Tu viens de sortir le clip déjanté de COBRA avec Muthi, comment s’est passée la collaboration avec le réalisateur Bruno Bolla ? Est-ce que vous aviez déjà des idées en tête ou vous lui avez laissé carte blanche ? 

Bruno c’est encore un ami de Grasse, il est à Londres avec moi. Il navigue dans ce même milieu de production graphique et vidéo, il est extrêmement talentueux. On avait une idée de clip pour une autre tracks de TUBES mais qui nous demande plus de ressources. 

L’idée pour COBRA c’était “ok, on a une track qui sort dans deux semaines, on n’a pas de clip et on est toujours fort pour boire une bière pour penser à des idées farfelues de clips mais on n’est pas très fort pour utiliser les moyens du bord et s’y coller”. 

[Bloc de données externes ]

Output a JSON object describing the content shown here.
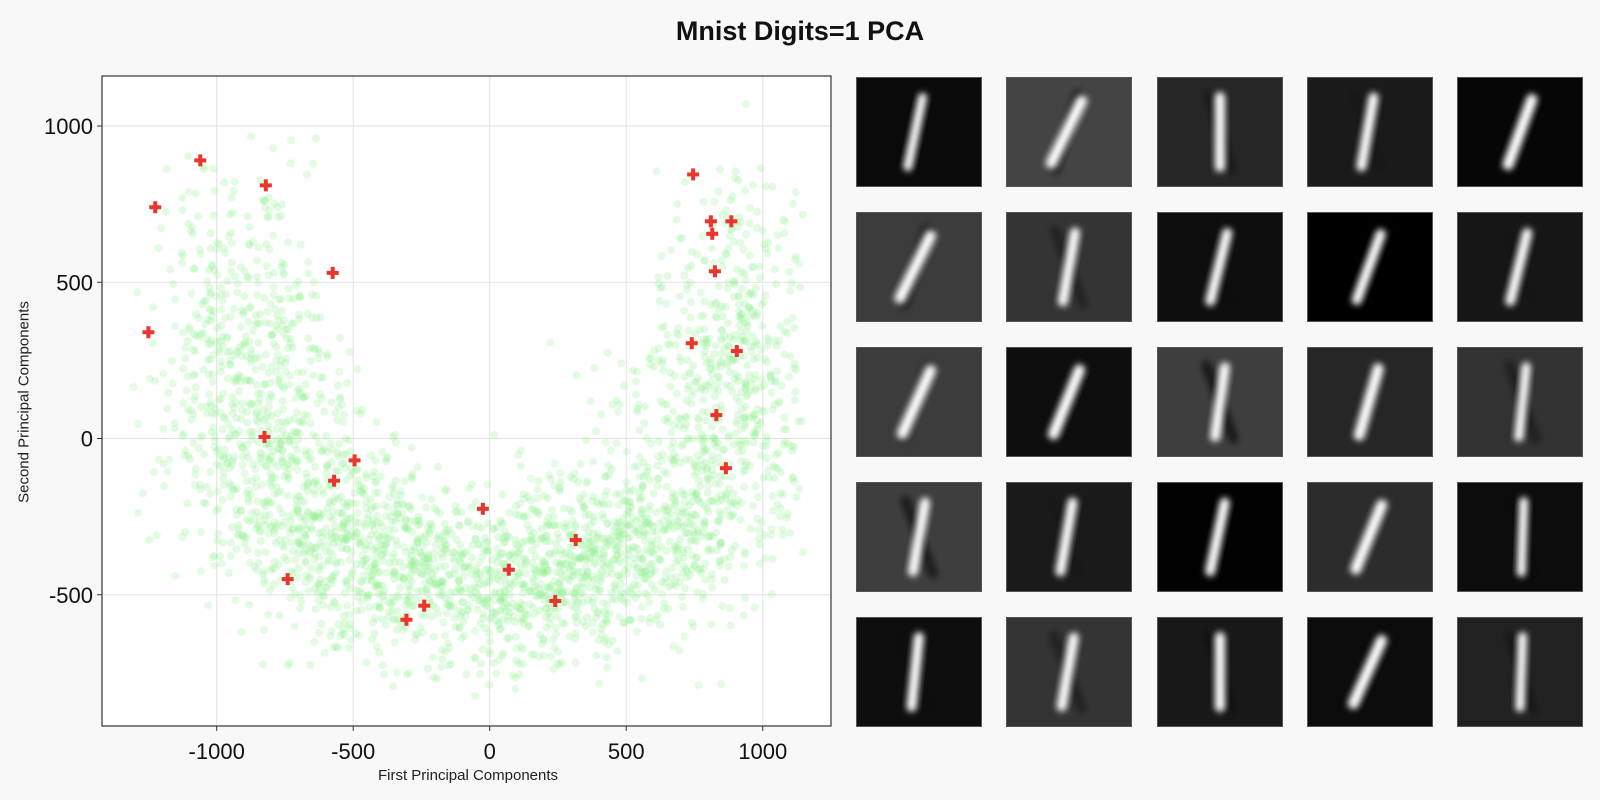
{
  "chart_data": {
    "type": "scatter",
    "title": "Mnist Digits=1 PCA",
    "xlabel": "First Principal  Components",
    "ylabel": "Second Principal  Components",
    "xlim": [
      -1420,
      1250
    ],
    "ylim": [
      -920,
      1160
    ],
    "xticks": [
      -1000,
      -500,
      0,
      500,
      1000
    ],
    "xtick_labels": [
      "-1000",
      "-500",
      "0",
      "500",
      "1000"
    ],
    "yticks": [
      -500,
      0,
      500,
      1000
    ],
    "ytick_labels": [
      "-500",
      "0",
      "500",
      "1000"
    ],
    "grid": true,
    "series": [
      {
        "marker": "circle",
        "color": "#90ee90",
        "alpha": 0.25,
        "approx_count": 6700,
        "shape": "U-shaped point cloud"
      },
      {
        "marker": "cross",
        "color": "#e8362c",
        "points": [
          [
            -1060,
            890
          ],
          [
            -820,
            810
          ],
          [
            -1225,
            740
          ],
          [
            -575,
            530
          ],
          [
            -1250,
            340
          ],
          [
            745,
            845
          ],
          [
            810,
            695
          ],
          [
            885,
            695
          ],
          [
            815,
            655
          ],
          [
            825,
            535
          ],
          [
            740,
            305
          ],
          [
            905,
            280
          ],
          [
            830,
            75
          ],
          [
            -825,
            5
          ],
          [
            865,
            -95
          ],
          [
            -495,
            -70
          ],
          [
            -570,
            -135
          ],
          [
            -25,
            -225
          ],
          [
            315,
            -325
          ],
          [
            70,
            -420
          ],
          [
            -740,
            -450
          ],
          [
            240,
            -520
          ],
          [
            -240,
            -535
          ],
          [
            -305,
            -580
          ]
        ]
      }
    ]
  },
  "thumbnails": {
    "rows": 5,
    "cols": 5,
    "items": [
      {
        "bg": 10,
        "cx": 0.47,
        "tilt": 12,
        "thick": 9,
        "ghost": 0.0
      },
      {
        "bg": 68,
        "cx": 0.48,
        "tilt": 26,
        "thick": 11,
        "ghost": 0.55
      },
      {
        "bg": 38,
        "cx": 0.5,
        "tilt": 0,
        "thick": 10,
        "ghost": 0.3
      },
      {
        "bg": 26,
        "cx": 0.48,
        "tilt": 10,
        "thick": 10,
        "ghost": 0.1
      },
      {
        "bg": 6,
        "cx": 0.5,
        "tilt": 20,
        "thick": 11,
        "ghost": 0.0
      },
      {
        "bg": 60,
        "cx": 0.47,
        "tilt": 26,
        "thick": 11,
        "ghost": 0.5
      },
      {
        "bg": 52,
        "cx": 0.5,
        "tilt": 10,
        "thick": 10,
        "ghost": 0.35
      },
      {
        "bg": 14,
        "cx": 0.49,
        "tilt": 14,
        "thick": 10,
        "ghost": 0.05
      },
      {
        "bg": 0,
        "cx": 0.49,
        "tilt": 20,
        "thick": 10,
        "ghost": 0.0
      },
      {
        "bg": 22,
        "cx": 0.49,
        "tilt": 14,
        "thick": 10,
        "ghost": 0.05
      },
      {
        "bg": 60,
        "cx": 0.48,
        "tilt": 24,
        "thick": 11,
        "ghost": 0.25
      },
      {
        "bg": 14,
        "cx": 0.48,
        "tilt": 22,
        "thick": 11,
        "ghost": 0.05
      },
      {
        "bg": 62,
        "cx": 0.5,
        "tilt": 8,
        "thick": 10,
        "ghost": 0.6
      },
      {
        "bg": 38,
        "cx": 0.49,
        "tilt": 16,
        "thick": 11,
        "ghost": 0.15
      },
      {
        "bg": 50,
        "cx": 0.52,
        "tilt": 6,
        "thick": 9,
        "ghost": 0.4
      },
      {
        "bg": 62,
        "cx": 0.5,
        "tilt": 10,
        "thick": 10,
        "ghost": 0.55
      },
      {
        "bg": 26,
        "cx": 0.48,
        "tilt": 10,
        "thick": 10,
        "ghost": 0.1
      },
      {
        "bg": 2,
        "cx": 0.48,
        "tilt": 12,
        "thick": 10,
        "ghost": 0.0
      },
      {
        "bg": 44,
        "cx": 0.49,
        "tilt": 22,
        "thick": 11,
        "ghost": 0.15
      },
      {
        "bg": 12,
        "cx": 0.52,
        "tilt": 2,
        "thick": 9,
        "ghost": 0.15
      },
      {
        "bg": 14,
        "cx": 0.47,
        "tilt": 6,
        "thick": 10,
        "ghost": 0.1
      },
      {
        "bg": 52,
        "cx": 0.49,
        "tilt": 10,
        "thick": 10,
        "ghost": 0.35
      },
      {
        "bg": 24,
        "cx": 0.5,
        "tilt": 0,
        "thick": 10,
        "ghost": 0.3
      },
      {
        "bg": 12,
        "cx": 0.48,
        "tilt": 24,
        "thick": 11,
        "ghost": 0.45
      },
      {
        "bg": 34,
        "cx": 0.51,
        "tilt": 2,
        "thick": 9,
        "ghost": 0.3
      }
    ]
  }
}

Alors on n’avait pas le temps de chercher des acteurs, Matt et moi on joue hyper mal donc il fallait sourire tout le long du clip parce que c’était impossible d’avoir l’air sérieux ! Il s’avère que ça nous donne une attitude de gars tarés, ce qui marque hyper bien. On a tourné ça en deux jours, une semaine avant la sortie.

Bruno était le réal, j’étais toujours là pour donner son avis mais je lui fais 100% confiance, on a les mêmes influences. Ça nous a trop chauffé pour en faire d’autres !

C’est vrai que le clip est chouette, on dirait un mélange déjanté entre Quentin Dupieux et David Lynch.

On était très inspiré par Good Time ! On s’est bien marré, il faisait froid mais ça nous a aussi prouvé qu’on pouvait le faire. On a pu tester des trucs, comme les passages en voiture tournés en studio, c’est quelque chose qu’on n’avait jamais fait. On a fait tourner des lampes autour de la voiture pour faire des gyrophares ! 

Le meilleur album pour une session caliente

Je pense en classique, Soft Hair de Connan Mockasin et LA Priest.

Qu’est-ce qu’on peut te souhaiter de beau pour la suite ?

Juste que ça continue comme ça ! On a un autre clip qui sort le 11 juin et qui sera animé. Je suis en train de le finir. On peut me souhaiter que ça marche aussi bien que les autres clips et je pourrai partir relax en vacances cet été ! 

Vous pouvez retrouver Mcbaise sur Facebook et Instagram.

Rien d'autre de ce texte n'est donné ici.